From 6073712dc9137acdf2babaf3d2c2c36e8081aeaf Mon Sep 17 00:00:00 2001
From: Dave Parker <dave.x.parker@gmail.com>
Date: Sun, 15 Dec 2013 02:09:28 +0000
Subject: [PATCH] Bugfix in policy iteration (bug found by Aaron Bohy): needs
 to be passed in strategy from Prob1.

git-svn-id: https://www.prismmodelchecker.org/svn/prism/prism/trunk@7707 bbc10eb1-c90d-0410-af57-cb519fbb1720
---
 prism/src/explicit/MDPModelChecker.java | 36 ++++++-------------------
 1 file changed, 8 insertions(+), 28 deletions(-)

diff --git a/prism/src/explicit/MDPModelChecker.java b/prism/src/explicit/MDPModelChecker.java
index 68e39d9e..dcdc9c3a 100644
--- a/prism/src/explicit/MDPModelChecker.java
+++ b/prism/src/explicit/MDPModelChecker.java
@@ -1423,7 +1423,7 @@ public class MDPModelChecker extends ProbModelChecker
 		// If required, create/initialise strategy storage
 		// Set choices to -1, denoting unknown
 		// (except for target states, which are -2, denoting arbitrary)

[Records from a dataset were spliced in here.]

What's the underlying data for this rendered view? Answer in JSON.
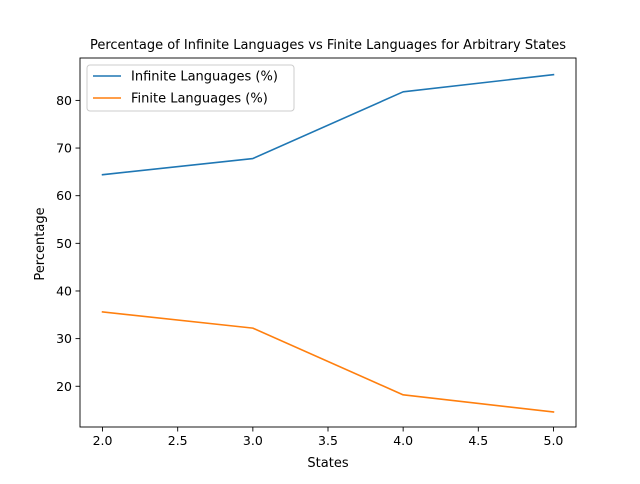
{
  "chart_data": {
    "type": "line",
    "title": "Percentage of Infinite Languages vs Finite Languages for Arbitrary States",
    "xlabel": "States",
    "ylabel": "Percentage",
    "x": [
      2,
      3,
      4,
      5
    ],
    "xlim": [
      1.85,
      5.15
    ],
    "ylim": [
      11.45,
      88.9
    ],
    "xticks": [
      2.0,
      2.5,
      3.0,
      3.5,
      4.0,
      4.5,
      5.0
    ],
    "xtick_labels": [
      "2.0",
      "2.5",
      "3.0",
      "3.5",
      "4.0",
      "4.5",
      "5.0"
    ],
    "yticks": [
      20,
      30,
      40,
      50,
      60,
      70,
      80
    ],
    "ytick_labels": [
      "20",
      "30",
      "40",
      "50",
      "60",
      "70",
      "80"
    ],
    "grid": false,
    "legend_position": "upper-left",
    "series": [
      {
        "name": "Infinite Languages (%)",
        "color": "#1f77b4",
        "values": [
          64.4,
          67.8,
          81.8,
          85.4
        ]
      },
      {
        "name": "Finite Languages (%)",
        "color": "#ff7f0e",
        "values": [
          35.6,
          32.2,
          18.2,
          14.6
        ]
      }
    ]
  }
}
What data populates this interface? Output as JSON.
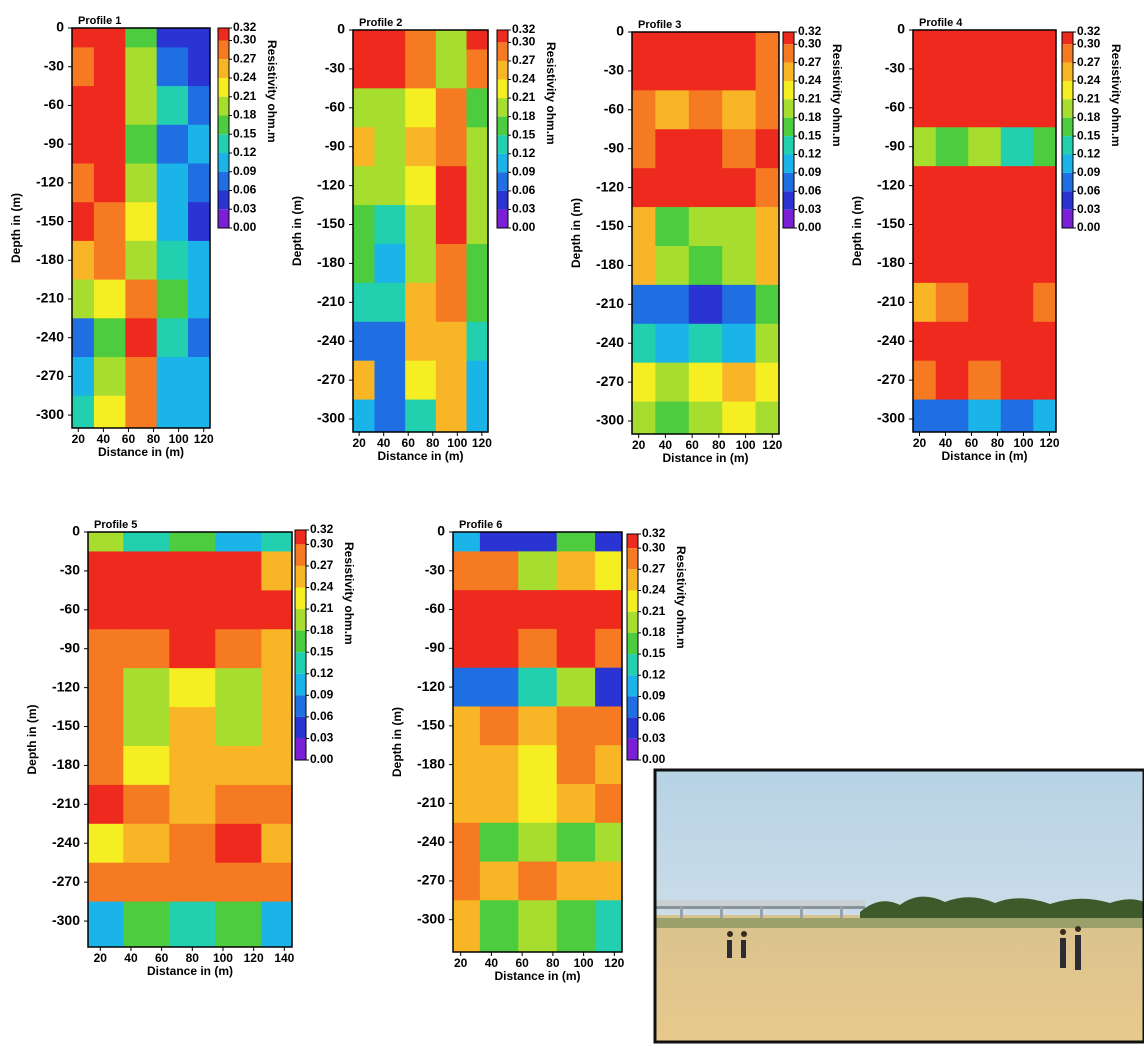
{
  "chart_data": [
    {
      "type": "contour",
      "title": "Profile 1",
      "x_label": "Distance in (m)",
      "y_label": "Depth in (m)",
      "colorbar_label": "Resistivity ohm.m",
      "x": [
        20,
        45,
        70,
        95,
        120
      ],
      "y": [
        0,
        -30,
        -60,
        -90,
        -120,
        -150,
        -180,
        -210,
        -240,
        -270,
        -300
      ],
      "z": [
        [
          0.31,
          0.3,
          0.16,
          0.05,
          0.03
        ],
        [
          0.28,
          0.31,
          0.18,
          0.06,
          0.04
        ],
        [
          0.31,
          0.31,
          0.2,
          0.12,
          0.08
        ],
        [
          0.31,
          0.3,
          0.15,
          0.06,
          0.09
        ],
        [
          0.29,
          0.31,
          0.18,
          0.1,
          0.07
        ],
        [
          0.3,
          0.29,
          0.22,
          0.1,
          0.05
        ],
        [
          0.25,
          0.28,
          0.18,
          0.12,
          0.09
        ],
        [
          0.2,
          0.22,
          0.27,
          0.15,
          0.1
        ],
        [
          0.07,
          0.16,
          0.3,
          0.12,
          0.08
        ],
        [
          0.09,
          0.2,
          0.29,
          0.11,
          0.09
        ],
        [
          0.12,
          0.22,
          0.28,
          0.1,
          0.1
        ]
      ],
      "xlim": [
        15,
        125
      ],
      "ylim": [
        -310,
        0
      ],
      "xticks": [
        20,
        40,
        60,
        80,
        100,
        120
      ],
      "yticks": [
        0,
        -30,
        -60,
        -90,
        -120,
        -150,
        -180,
        -210,
        -240,
        -270,
        -300
      ],
      "levels": [
        {
          "value": 0.32,
          "label": "0.32"
        },
        {
          "value": 0.3,
          "label": "0.30"
        },
        {
          "value": 0.27,
          "label": "0.27"
        },
        {
          "value": 0.24,
          "label": "0.24"
        },
        {
          "value": 0.21,
          "label": "0.21"
        },
        {
          "value": 0.18,
          "label": "0.18"
        },
        {
          "value": 0.15,
          "label": "0.15"
        },
        {
          "value": 0.12,
          "label": "0.12"
        },
        {
          "value": 0.09,
          "label": "0.09"
        },
        {
          "value": 0.06,
          "label": "0.06"
        },
        {
          "value": 0.03,
          "label": "0.03"
        },
        {
          "value": 0,
          "label": "0.00"
        }
      ],
      "colors": [
        "#ee2a1e",
        "#f57a22",
        "#f8b626",
        "#f4ee22",
        "#a6dd2e",
        "#4ccc3e",
        "#22cfae",
        "#1ab4e8",
        "#1f6ee2",
        "#2a34d2",
        "#7a1fd6"
      ]
    },
    {
      "type": "contour",
      "title": "Profile 2",
      "x_label": "Distance in (m)",
      "y_label": "Depth in (m)",
      "colorbar_label": "Resistivity ohm.m",
      "x": [
        20,
        45,
        70,
        95,
        120
      ],
      "y": [
        0,
        -30,
        -60,
        -90,
        -120,
        -150,
        -180,
        -210,
        -240,
        -270,
        -300
      ],
      "z": [
        [
          0.31,
          0.31,
          0.28,
          0.2,
          0.3
        ],
        [
          0.3,
          0.31,
          0.29,
          0.18,
          0.28
        ],
        [
          0.2,
          0.18,
          0.22,
          0.29,
          0.15
        ],
        [
          0.25,
          0.2,
          0.26,
          0.28,
          0.2
        ],
        [
          0.18,
          0.2,
          0.22,
          0.3,
          0.18
        ],
        [
          0.15,
          0.13,
          0.18,
          0.3,
          0.2
        ],
        [
          0.17,
          0.1,
          0.2,
          0.29,
          0.16
        ],
        [
          0.12,
          0.12,
          0.26,
          0.27,
          0.15
        ],
        [
          0.06,
          0.07,
          0.24,
          0.25,
          0.12
        ],
        [
          0.25,
          0.08,
          0.22,
          0.24,
          0.1
        ],
        [
          0.1,
          0.08,
          0.14,
          0.26,
          0.1
        ]
      ],
      "xlim": [
        15,
        125
      ],
      "ylim": [
        -310,
        0
      ],
      "xticks": [
        20,
        40,
        60,
        80,
        100,
        120
      ],
      "yticks": [
        0,
        -30,
        -60,
        -90,
        -120,
        -150,
        -180,
        -210,
        -240,
        -270,
        -300
      ],
      "levels": [
        {
          "value": 0.32,
          "label": "0.32"
        },
        {
          "value": 0.3,
          "label": "0.30"
        },
        {
          "value": 0.27,
          "label": "0.27"
        },
        {
          "value": 0.24,
          "label": "0.24"
        },
        {
          "value": 0.21,
          "label": "0.21"
        },
        {
          "value": 0.18,
          "label": "0.18"
        },
        {
          "value": 0.15,
          "label": "0.15"
        },
        {
          "value": 0.12,
          "label": "0.12"
        },
        {
          "value": 0.09,
          "label": "0.09"
        },
        {
          "value": 0.06,
          "label": "0.06"
        },
        {
          "value": 0.03,
          "label": "0.03"
        },
        {
          "value": 0,
          "label": "0.00"
        }
      ],
      "colors": [
        "#ee2a1e",
        "#f57a22",
        "#f8b626",
        "#f4ee22",
        "#a6dd2e",
        "#4ccc3e",
        "#22cfae",
        "#1ab4e8",
        "#1f6ee2",
        "#2a34d2",
        "#7a1fd6"
      ]
    },
    {
      "type": "contour",
      "title": "Profile 3",
      "x_label": "Distance in (m)",
      "y_label": "Depth in (m)",
      "colorbar_label": "Resistivity ohm.m",
      "x": [
        20,
        45,
        70,
        95,
        120
      ],
      "y": [
        0,
        -30,
        -60,
        -90,
        -120,
        -150,
        -180,
        -210,
        -240,
        -270,
        -300
      ],
      "z": [
        [
          0.31,
          0.31,
          0.31,
          0.31,
          0.29
        ],
        [
          0.31,
          0.3,
          0.31,
          0.31,
          0.29
        ],
        [
          0.27,
          0.26,
          0.28,
          0.26,
          0.27
        ],
        [
          0.28,
          0.3,
          0.3,
          0.28,
          0.3
        ],
        [
          0.3,
          0.31,
          0.31,
          0.3,
          0.29
        ],
        [
          0.26,
          0.15,
          0.18,
          0.2,
          0.26
        ],
        [
          0.25,
          0.18,
          0.15,
          0.2,
          0.26
        ],
        [
          0.08,
          0.06,
          0.05,
          0.07,
          0.15
        ],
        [
          0.12,
          0.1,
          0.12,
          0.11,
          0.18
        ],
        [
          0.22,
          0.2,
          0.22,
          0.24,
          0.22
        ],
        [
          0.2,
          0.16,
          0.19,
          0.22,
          0.2
        ]
      ],
      "xlim": [
        15,
        125
      ],
      "ylim": [
        -310,
        0
      ],
      "xticks": [
        20,
        40,
        60,
        80,
        100,
        120
      ],
      "yticks": [
        0,
        -30,
        -60,
        -90,
        -120,
        -150,
        -180,
        -210,
        -240,
        -270,
        -300
      ],
      "levels": [
        {
          "value": 0.32,
          "label": "0.32"
        },
        {
          "value": 0.3,
          "label": "0.30"
        },
        {
          "value": 0.27,
          "label": "0.27"
        },
        {
          "value": 0.24,
          "label": "0.24"
        },
        {
          "value": 0.21,
          "label": "0.21"
        },
        {
          "value": 0.18,
          "label": "0.18"
        },
        {
          "value": 0.15,
          "label": "0.15"
        },
        {
          "value": 0.12,
          "label": "0.12"
        },
        {
          "value": 0.09,
          "label": "0.09"
        },
        {
          "value": 0.06,
          "label": "0.06"
        },
        {
          "value": 0.03,
          "label": "0.03"
        },
        {
          "value": 0,
          "label": "0.00"
        }
      ],
      "colors": [
        "#ee2a1e",
        "#f57a22",
        "#f8b626",
        "#f4ee22",
        "#a6dd2e",
        "#4ccc3e",
        "#22cfae",
        "#1ab4e8",
        "#1f6ee2",
        "#2a34d2",
        "#7a1fd6"
      ]
    },
    {
      "type": "contour",
      "title": "Profile 4",
      "x_label": "Distance in (m)",
      "y_label": "Depth in (m)",
      "colorbar_label": "Resistivity ohm.m",
      "x": [
        20,
        45,
        70,
        95,
        120
      ],
      "y": [
        0,
        -30,
        -60,
        -90,
        -120,
        -150,
        -180,
        -210,
        -240,
        -270,
        -300
      ],
      "z": [
        [
          0.31,
          0.31,
          0.31,
          0.31,
          0.31
        ],
        [
          0.31,
          0.31,
          0.31,
          0.31,
          0.31
        ],
        [
          0.31,
          0.3,
          0.31,
          0.31,
          0.31
        ],
        [
          0.2,
          0.15,
          0.18,
          0.12,
          0.15
        ],
        [
          0.31,
          0.31,
          0.31,
          0.3,
          0.31
        ],
        [
          0.31,
          0.31,
          0.31,
          0.31,
          0.31
        ],
        [
          0.31,
          0.31,
          0.31,
          0.31,
          0.31
        ],
        [
          0.26,
          0.29,
          0.3,
          0.3,
          0.28
        ],
        [
          0.31,
          0.31,
          0.31,
          0.31,
          0.31
        ],
        [
          0.27,
          0.3,
          0.29,
          0.3,
          0.3
        ],
        [
          0.06,
          0.08,
          0.1,
          0.07,
          0.1
        ]
      ],
      "xlim": [
        15,
        125
      ],
      "ylim": [
        -310,
        0
      ],
      "xticks": [
        20,
        40,
        60,
        80,
        100,
        120
      ],
      "yticks": [
        0,
        -30,
        -60,
        -90,
        -120,
        -150,
        -180,
        -210,
        -240,
        -270,
        -300
      ],
      "levels": [
        {
          "value": 0.32,
          "label": "0.32"
        },
        {
          "value": 0.3,
          "label": "0.30"
        },
        {
          "value": 0.27,
          "label": "0.27"
        },
        {
          "value": 0.24,
          "label": "0.24"
        },
        {
          "value": 0.21,
          "label": "0.21"
        },
        {
          "value": 0.18,
          "label": "0.18"
        },
        {
          "value": 0.15,
          "label": "0.15"
        },
        {
          "value": 0.12,
          "label": "0.12"
        },
        {
          "value": 0.09,
          "label": "0.09"
        },
        {
          "value": 0.06,
          "label": "0.06"
        },
        {
          "value": 0.03,
          "label": "0.03"
        },
        {
          "value": 0,
          "label": "0.00"
        }
      ],
      "colors": [
        "#ee2a1e",
        "#f57a22",
        "#f8b626",
        "#f4ee22",
        "#a6dd2e",
        "#4ccc3e",
        "#22cfae",
        "#1ab4e8",
        "#1f6ee2",
        "#2a34d2",
        "#7a1fd6"
      ]
    },
    {
      "type": "contour",
      "title": "Profile 5",
      "x_label": "Distance in (m)",
      "y_label": "Depth in (m)",
      "colorbar_label": "Resistivity ohm.m",
      "x": [
        20,
        50,
        80,
        110,
        140
      ],
      "y": [
        0,
        -30,
        -60,
        -90,
        -120,
        -150,
        -180,
        -210,
        -240,
        -270,
        -300
      ],
      "z": [
        [
          0.2,
          0.12,
          0.15,
          0.1,
          0.12
        ],
        [
          0.31,
          0.31,
          0.3,
          0.3,
          0.24
        ],
        [
          0.31,
          0.31,
          0.31,
          0.31,
          0.31
        ],
        [
          0.29,
          0.28,
          0.3,
          0.28,
          0.26
        ],
        [
          0.27,
          0.2,
          0.22,
          0.2,
          0.25
        ],
        [
          0.28,
          0.18,
          0.26,
          0.2,
          0.24
        ],
        [
          0.28,
          0.22,
          0.24,
          0.26,
          0.25
        ],
        [
          0.3,
          0.27,
          0.25,
          0.28,
          0.27
        ],
        [
          0.22,
          0.25,
          0.27,
          0.3,
          0.25
        ],
        [
          0.27,
          0.28,
          0.29,
          0.28,
          0.27
        ],
        [
          0.1,
          0.15,
          0.12,
          0.16,
          0.1
        ]
      ],
      "xlim": [
        12,
        145
      ],
      "ylim": [
        -320,
        0
      ],
      "xticks": [
        20,
        40,
        60,
        80,
        100,
        120,
        140
      ],
      "yticks": [
        0,
        -30,
        -60,
        -90,
        -120,
        -150,
        -180,
        -210,
        -240,
        -270,
        -300
      ],
      "levels": [
        {
          "value": 0.32,
          "label": "0.32"
        },
        {
          "value": 0.3,
          "label": "0.30"
        },
        {
          "value": 0.27,
          "label": "0.27"
        },
        {
          "value": 0.24,
          "label": "0.24"
        },
        {
          "value": 0.21,
          "label": "0.21"
        },
        {
          "value": 0.18,
          "label": "0.18"
        },
        {
          "value": 0.15,
          "label": "0.15"
        },
        {
          "value": 0.12,
          "label": "0.12"
        },
        {
          "value": 0.09,
          "label": "0.09"
        },
        {
          "value": 0.06,
          "label": "0.06"
        },
        {
          "value": 0.03,
          "label": "0.03"
        },
        {
          "value": 0,
          "label": "0.00"
        }
      ],
      "colors": [
        "#ee2a1e",
        "#f57a22",
        "#f8b626",
        "#f4ee22",
        "#a6dd2e",
        "#4ccc3e",
        "#22cfae",
        "#1ab4e8",
        "#1f6ee2",
        "#2a34d2",
        "#7a1fd6"
      ]
    },
    {
      "type": "contour",
      "title": "Profile 6",
      "x_label": "Distance in (m)",
      "y_label": "Depth in (m)",
      "colorbar_label": "Resistivity ohm.m",
      "x": [
        20,
        45,
        70,
        95,
        120
      ],
      "y": [
        0,
        -30,
        -60,
        -90,
        -120,
        -150,
        -180,
        -210,
        -240,
        -270,
        -300
      ],
      "z": [
        [
          0.1,
          0.05,
          0.03,
          0.15,
          0.05
        ],
        [
          0.28,
          0.29,
          0.2,
          0.26,
          0.22
        ],
        [
          0.31,
          0.31,
          0.31,
          0.31,
          0.3
        ],
        [
          0.31,
          0.3,
          0.29,
          0.3,
          0.28
        ],
        [
          0.06,
          0.08,
          0.12,
          0.18,
          0.05
        ],
        [
          0.25,
          0.27,
          0.26,
          0.27,
          0.28
        ],
        [
          0.26,
          0.24,
          0.23,
          0.27,
          0.26
        ],
        [
          0.26,
          0.24,
          0.23,
          0.25,
          0.27
        ],
        [
          0.27,
          0.16,
          0.18,
          0.15,
          0.2
        ],
        [
          0.28,
          0.25,
          0.27,
          0.24,
          0.26
        ],
        [
          0.26,
          0.16,
          0.18,
          0.16,
          0.12
        ]
      ],
      "xlim": [
        15,
        125
      ],
      "ylim": [
        -325,
        0
      ],
      "xticks": [
        20,
        40,
        60,
        80,
        100,
        120
      ],
      "yticks": [
        0,
        -30,
        -60,
        -90,
        -120,
        -150,
        -180,
        -210,
        -240,
        -270,
        -300
      ],
      "levels": [
        {
          "value": 0.32,
          "label": "0.32"
        },
        {
          "value": 0.3,
          "label": "0.30"
        },
        {
          "value": 0.27,
          "label": "0.27"
        },
        {
          "value": 0.24,
          "label": "0.24"
        },
        {
          "value": 0.21,
          "label": "0.21"
        },
        {
          "value": 0.18,
          "label": "0.18"
        },
        {
          "value": 0.15,
          "label": "0.15"
        },
        {
          "value": 0.12,
          "label": "0.12"
        },
        {
          "value": 0.09,
          "label": "0.09"
        },
        {
          "value": 0.06,
          "label": "0.06"
        },
        {
          "value": 0.03,
          "label": "0.03"
        },
        {
          "value": 0,
          "label": "0.00"
        }
      ],
      "colors": [
        "#ee2a1e",
        "#f57a22",
        "#f8b626",
        "#f4ee22",
        "#a6dd2e",
        "#4ccc3e",
        "#22cfae",
        "#1ab4e8",
        "#1f6ee2",
        "#2a34d2",
        "#7a1fd6"
      ]
    }
  ]
}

-		if (genStrat || exportAdv) {
+		if (genStrat || exportAdv || mdpSolnMethod == MDPSolnMethod.POLICY_ITERATION) {
 			strat = new int[n];
 			for (i = 0; i < n; i++) {
 				strat[i] = target.get(i) ? -2 : -1;
@@ -1432,17 +1432,17 @@ public class MDPModelChecker extends ProbModelChecker
 		
 		// Precomputation (not optional)
 		timerProb1 = System.currentTimeMillis();
-		inf = prob1(mdp, null, target, !min, null);
+		inf = prob1(mdp, null, target, !min, strat);
 		inf.flip(0, n);
 		timerProb1 = System.currentTimeMillis() - timerProb1;
-
+		
 		// Print results of precomputation
 		numTarget = target.cardinality();
 		numInf = inf.cardinality();
 		mainLog.println("target=" + numTarget + ", inf=" + numInf + ", rest=" + (n - (numTarget + numInf)));
 
 		// If required, generate strategy for "inf" states.
-		if (genStrat || exportAdv) {
+		if (genStrat || exportAdv || mdpSolnMethod == MDPSolnMethod.POLICY_ITERATION) {
 			if (min) {
 				// If min reward is infinite, all choices give infinity
 				// So the choice can be arbitrary, denoted by -2; 
@@ -1692,7 +1692,10 @@ public class MDPModelChecker extends ProbModelChecker
 
 	/**
 	 * Compute expected reachability rewards using policy iteration.
-	 * Optionally, store optimal (memoryless) strategy info. 
+	 * The array {@code strat} is used both to pass in the initial strategy for policy iteration,
+	 * and as storage for the resulting optimal strategy (if needed).
+	 * Passing in an initial strategy is required when some states have infinite reward,
+	 * to avoid the possibility of policy iteration getting stuck on an infinite-value strategy.
 	 * @param mdp The MDP
 	 * @param mdpRewards The rewards
 	 * @param target Target states
@@ -1742,29 +1745,6 @@ public class MDPModelChecker extends ProbModelChecker
 			for (i = 0; i < n; i++)
 				strat[i] = 0;
 		}
-		// Otherwise, just initialise for states not in target/inf
-		// (Optimal choices for target/inf should already be known)
-		else {
-			for (i = 0; i < n; i++)
-				if (!(target.get(i) || inf.get(i)))
-					strat[i] = 0;
-		}
-		// For minimum rewards, we need to make sure that initial strategy choices
-		// do not result in infinite rewards for any states that are know not to be infinite
-		// (otherwise policy iteration may not converge) 
-		if (min) {
-			for (i = 0; i < n; i++) {
-				if (!(target.get(i) || inf.get(i))) {
-					int numChoices = mdp.getNumChoices(i);
-					for (int k = 0; k < numChoices; k++) {
-						if (!mdp.someSuccessorsInSet(i, k, inf)) {
-							strat[i] = k;
-							continue;
-						}
-					}
-				}
-			}
-		}
 			
 		// Start iterations
 		iters = totalIters = 0;